- Corporate Travel Management has rejected the claims made by short-seller VGI Partners.
- In a response issued this morning, CTD said the VGI report “either misunderstands or misrepresents” its business.
- CTD shares came out of a trading halt and initially fell almost 30%. A short time ago, they had settled more than 20% lower in afternoon trade.
The ASX-listed Corporate Travel Management (CTD) has responded to a report issued by activist short-seller VGI Partners.
VGI issued a 176-page report over the weekend which criticised CTD’s accounting processes and raised questions about the actual state of its cash-flow.
In issuing the report, VGI announced it held a significant short position in CTD, meaning it will make a profit if CTD’s share price falls.
In its response, CTD rejected the bulk of VGI’s claims about the business.
It said VGI “either misunderstands or misrepresents” CTD’s “financial performance, governance and business model”.
The directors of CTD requested that the company’s shares go into a trading halt for the first two days of this week.
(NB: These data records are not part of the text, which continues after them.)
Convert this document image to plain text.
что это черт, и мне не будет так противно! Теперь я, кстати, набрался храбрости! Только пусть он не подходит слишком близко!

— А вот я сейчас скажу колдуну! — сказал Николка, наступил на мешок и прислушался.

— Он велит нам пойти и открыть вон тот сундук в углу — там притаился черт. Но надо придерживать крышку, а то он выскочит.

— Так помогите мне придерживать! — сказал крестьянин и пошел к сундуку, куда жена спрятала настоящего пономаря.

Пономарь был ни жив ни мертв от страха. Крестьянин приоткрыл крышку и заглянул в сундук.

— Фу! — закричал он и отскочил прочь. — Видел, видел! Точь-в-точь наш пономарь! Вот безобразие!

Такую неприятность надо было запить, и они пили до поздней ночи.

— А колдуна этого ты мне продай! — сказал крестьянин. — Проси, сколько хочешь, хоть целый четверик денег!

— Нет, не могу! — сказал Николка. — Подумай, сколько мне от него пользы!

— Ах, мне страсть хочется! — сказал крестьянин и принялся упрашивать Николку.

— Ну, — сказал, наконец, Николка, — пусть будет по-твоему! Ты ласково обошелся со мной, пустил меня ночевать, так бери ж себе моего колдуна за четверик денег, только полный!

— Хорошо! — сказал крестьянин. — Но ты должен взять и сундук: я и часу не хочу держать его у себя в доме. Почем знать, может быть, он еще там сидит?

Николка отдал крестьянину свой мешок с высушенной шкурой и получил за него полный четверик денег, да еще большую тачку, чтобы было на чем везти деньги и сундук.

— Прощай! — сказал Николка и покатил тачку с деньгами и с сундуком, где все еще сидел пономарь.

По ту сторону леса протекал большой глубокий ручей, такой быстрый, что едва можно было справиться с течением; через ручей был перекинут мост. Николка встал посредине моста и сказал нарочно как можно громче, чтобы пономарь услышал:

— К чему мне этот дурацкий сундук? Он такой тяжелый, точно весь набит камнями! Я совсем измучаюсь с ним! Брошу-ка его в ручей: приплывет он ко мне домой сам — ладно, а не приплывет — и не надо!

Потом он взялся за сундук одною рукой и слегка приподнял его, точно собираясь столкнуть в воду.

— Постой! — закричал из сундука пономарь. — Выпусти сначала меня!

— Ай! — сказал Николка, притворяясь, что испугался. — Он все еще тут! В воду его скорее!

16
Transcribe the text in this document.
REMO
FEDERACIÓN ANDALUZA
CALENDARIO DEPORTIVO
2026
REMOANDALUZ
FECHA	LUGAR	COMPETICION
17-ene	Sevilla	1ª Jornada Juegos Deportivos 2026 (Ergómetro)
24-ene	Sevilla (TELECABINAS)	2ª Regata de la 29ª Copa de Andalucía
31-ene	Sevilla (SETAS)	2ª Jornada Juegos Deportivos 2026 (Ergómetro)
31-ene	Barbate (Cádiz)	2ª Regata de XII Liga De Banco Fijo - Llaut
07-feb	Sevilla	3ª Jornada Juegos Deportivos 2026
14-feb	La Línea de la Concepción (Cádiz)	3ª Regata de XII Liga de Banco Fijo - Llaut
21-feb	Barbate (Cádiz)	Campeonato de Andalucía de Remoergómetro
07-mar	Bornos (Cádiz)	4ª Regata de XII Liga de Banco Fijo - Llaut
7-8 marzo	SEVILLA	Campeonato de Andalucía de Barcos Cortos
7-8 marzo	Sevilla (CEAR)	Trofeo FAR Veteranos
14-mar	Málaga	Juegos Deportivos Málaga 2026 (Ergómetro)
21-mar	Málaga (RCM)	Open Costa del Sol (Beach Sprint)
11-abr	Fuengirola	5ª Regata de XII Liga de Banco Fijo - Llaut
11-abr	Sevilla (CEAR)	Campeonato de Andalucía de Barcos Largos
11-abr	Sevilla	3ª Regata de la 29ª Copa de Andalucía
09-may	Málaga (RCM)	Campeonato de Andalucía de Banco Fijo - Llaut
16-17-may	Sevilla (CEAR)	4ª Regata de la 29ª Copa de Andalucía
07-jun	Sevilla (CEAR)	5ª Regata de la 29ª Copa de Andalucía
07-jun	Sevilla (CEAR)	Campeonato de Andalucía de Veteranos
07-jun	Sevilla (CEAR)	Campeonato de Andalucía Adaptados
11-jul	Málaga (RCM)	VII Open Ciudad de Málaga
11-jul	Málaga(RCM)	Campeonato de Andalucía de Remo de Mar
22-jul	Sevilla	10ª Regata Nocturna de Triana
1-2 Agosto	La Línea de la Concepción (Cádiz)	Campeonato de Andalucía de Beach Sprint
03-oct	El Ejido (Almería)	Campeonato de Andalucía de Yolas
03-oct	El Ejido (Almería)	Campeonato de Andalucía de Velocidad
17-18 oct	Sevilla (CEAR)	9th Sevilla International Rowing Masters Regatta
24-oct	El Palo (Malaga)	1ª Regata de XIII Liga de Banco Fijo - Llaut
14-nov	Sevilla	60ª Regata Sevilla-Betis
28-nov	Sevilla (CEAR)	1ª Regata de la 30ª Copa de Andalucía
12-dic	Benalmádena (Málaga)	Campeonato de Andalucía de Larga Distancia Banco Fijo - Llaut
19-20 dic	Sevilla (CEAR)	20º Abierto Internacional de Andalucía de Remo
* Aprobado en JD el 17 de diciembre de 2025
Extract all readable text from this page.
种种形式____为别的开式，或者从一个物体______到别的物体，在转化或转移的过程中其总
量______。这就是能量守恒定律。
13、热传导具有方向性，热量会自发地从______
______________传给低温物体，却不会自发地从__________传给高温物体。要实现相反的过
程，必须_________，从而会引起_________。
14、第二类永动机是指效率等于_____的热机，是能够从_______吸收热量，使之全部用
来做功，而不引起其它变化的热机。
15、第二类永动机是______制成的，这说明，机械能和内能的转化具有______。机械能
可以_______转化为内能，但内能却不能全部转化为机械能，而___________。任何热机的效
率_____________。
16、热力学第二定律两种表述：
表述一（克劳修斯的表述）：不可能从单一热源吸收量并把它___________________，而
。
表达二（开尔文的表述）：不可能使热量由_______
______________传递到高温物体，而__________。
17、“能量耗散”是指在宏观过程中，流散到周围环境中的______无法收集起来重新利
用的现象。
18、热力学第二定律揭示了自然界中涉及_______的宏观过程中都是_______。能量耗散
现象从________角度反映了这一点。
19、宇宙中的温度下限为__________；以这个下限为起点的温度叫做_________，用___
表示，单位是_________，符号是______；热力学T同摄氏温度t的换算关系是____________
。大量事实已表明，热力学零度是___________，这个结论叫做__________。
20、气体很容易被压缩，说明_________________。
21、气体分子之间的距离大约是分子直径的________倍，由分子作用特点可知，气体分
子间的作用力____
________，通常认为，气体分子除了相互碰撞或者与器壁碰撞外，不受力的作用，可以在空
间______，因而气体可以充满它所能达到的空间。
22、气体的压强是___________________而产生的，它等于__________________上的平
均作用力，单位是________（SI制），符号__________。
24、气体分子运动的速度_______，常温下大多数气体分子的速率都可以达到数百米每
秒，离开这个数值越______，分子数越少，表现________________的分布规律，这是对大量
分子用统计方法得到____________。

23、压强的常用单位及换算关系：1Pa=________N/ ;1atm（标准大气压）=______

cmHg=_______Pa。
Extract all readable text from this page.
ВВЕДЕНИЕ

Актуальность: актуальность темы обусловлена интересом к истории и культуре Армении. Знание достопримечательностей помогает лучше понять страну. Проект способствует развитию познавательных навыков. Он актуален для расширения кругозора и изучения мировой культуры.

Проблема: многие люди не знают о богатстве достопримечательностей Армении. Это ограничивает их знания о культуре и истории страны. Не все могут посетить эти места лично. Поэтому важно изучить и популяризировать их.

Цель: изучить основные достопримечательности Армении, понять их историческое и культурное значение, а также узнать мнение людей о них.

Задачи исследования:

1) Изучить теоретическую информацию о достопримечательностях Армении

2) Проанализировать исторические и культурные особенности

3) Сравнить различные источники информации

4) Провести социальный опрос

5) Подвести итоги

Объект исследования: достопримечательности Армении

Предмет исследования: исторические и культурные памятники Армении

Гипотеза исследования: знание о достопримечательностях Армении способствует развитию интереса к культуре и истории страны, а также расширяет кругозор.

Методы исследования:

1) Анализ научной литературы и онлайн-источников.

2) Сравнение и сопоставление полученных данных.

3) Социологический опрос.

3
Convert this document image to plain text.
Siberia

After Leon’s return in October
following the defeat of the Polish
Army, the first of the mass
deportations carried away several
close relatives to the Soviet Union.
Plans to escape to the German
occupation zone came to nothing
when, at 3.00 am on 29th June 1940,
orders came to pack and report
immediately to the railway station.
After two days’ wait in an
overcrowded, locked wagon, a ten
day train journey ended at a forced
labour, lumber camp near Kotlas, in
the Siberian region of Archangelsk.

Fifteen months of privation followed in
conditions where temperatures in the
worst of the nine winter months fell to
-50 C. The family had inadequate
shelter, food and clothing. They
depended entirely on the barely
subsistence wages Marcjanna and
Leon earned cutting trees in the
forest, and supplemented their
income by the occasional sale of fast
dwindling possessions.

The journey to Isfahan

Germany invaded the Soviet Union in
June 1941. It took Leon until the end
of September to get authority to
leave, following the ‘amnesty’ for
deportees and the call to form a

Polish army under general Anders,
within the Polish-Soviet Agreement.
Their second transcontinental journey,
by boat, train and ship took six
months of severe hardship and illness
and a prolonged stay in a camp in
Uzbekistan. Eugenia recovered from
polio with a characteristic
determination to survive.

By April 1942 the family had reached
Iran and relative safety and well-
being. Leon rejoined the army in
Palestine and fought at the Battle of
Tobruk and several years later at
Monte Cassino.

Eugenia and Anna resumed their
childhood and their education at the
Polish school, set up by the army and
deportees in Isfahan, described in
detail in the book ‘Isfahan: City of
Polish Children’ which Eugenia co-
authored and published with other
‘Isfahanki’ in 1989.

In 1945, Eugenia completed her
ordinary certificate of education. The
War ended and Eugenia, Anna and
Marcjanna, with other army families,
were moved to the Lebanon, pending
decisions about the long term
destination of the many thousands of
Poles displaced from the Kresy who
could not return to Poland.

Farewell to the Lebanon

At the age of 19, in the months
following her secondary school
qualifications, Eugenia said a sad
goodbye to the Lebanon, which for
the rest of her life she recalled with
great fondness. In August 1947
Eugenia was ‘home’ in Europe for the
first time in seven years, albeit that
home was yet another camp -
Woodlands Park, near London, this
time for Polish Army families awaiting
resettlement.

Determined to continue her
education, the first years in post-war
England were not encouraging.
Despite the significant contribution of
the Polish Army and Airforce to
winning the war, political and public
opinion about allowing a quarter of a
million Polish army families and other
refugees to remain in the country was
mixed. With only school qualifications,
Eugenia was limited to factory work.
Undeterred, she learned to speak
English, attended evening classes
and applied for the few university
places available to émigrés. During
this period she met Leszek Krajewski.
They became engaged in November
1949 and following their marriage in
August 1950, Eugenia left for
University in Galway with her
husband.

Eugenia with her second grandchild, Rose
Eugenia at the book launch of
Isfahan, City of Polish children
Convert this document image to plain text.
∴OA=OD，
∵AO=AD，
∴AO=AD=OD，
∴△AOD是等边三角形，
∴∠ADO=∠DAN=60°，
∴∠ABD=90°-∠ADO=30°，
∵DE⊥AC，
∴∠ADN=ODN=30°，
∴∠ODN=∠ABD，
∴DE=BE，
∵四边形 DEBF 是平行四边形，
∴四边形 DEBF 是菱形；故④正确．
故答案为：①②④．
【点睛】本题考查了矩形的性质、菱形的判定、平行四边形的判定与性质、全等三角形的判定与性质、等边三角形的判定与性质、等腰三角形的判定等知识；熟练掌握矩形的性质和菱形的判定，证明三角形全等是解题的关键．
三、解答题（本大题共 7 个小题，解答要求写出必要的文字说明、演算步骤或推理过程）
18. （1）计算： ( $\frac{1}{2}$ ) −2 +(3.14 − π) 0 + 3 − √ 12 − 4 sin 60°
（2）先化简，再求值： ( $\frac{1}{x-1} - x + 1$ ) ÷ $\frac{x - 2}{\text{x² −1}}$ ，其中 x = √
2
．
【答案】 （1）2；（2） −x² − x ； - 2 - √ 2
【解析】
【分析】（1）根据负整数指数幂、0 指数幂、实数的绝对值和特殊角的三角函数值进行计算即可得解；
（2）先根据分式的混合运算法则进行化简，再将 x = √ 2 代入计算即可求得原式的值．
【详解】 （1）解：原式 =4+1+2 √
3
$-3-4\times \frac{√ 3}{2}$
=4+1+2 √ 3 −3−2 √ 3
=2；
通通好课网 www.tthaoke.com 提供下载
Upon resuming trade this morning, shares in CTD fell by almost 30% at the opening bell before climbing.
By mid-morning, they were around 15% lower, but have since settled more than 20% lower in afternoon trade.
The report rejected VGI’s claims that CTD’s changes to its accounting policy around the recognition of revenue raised questions about the veracity of its income.
The changes related to commission revenue that CTD hadn’t yet received, but where receipt was deemed to be “highly probable” and “reliably measured”, in accordance with accounting standards.
However, CTD said the changes had led to an adjustment of only $500,000, comprising around just 0.4% of the company underlying earnings.
The report also “rejects the claim that a decline in 2H18 cashflows indicates poor revenue quality,” CTD said.
“The movements in cash payments are primarily timing differences. Over time, CTM has consistently delivered at or near 100% cash conversion.”
VGI also conducted site visits to CTD’s overseas offices, which it said often weren’t actually functioning office sites.
CTD said most of the sites were “legacy locations where we are running out existing leases that will not be renewed,” as part of a broader consolidation strategy.
The CTD board said it acknowledged the company had not kept its website updated regarding its global office locations.
The company said it has approached VGI Partners to hold a meeting about the claims made in the report.
CTM held its annual general meeting this morning, where company CEO Jamie Pherous again rejected the claims made by VGI.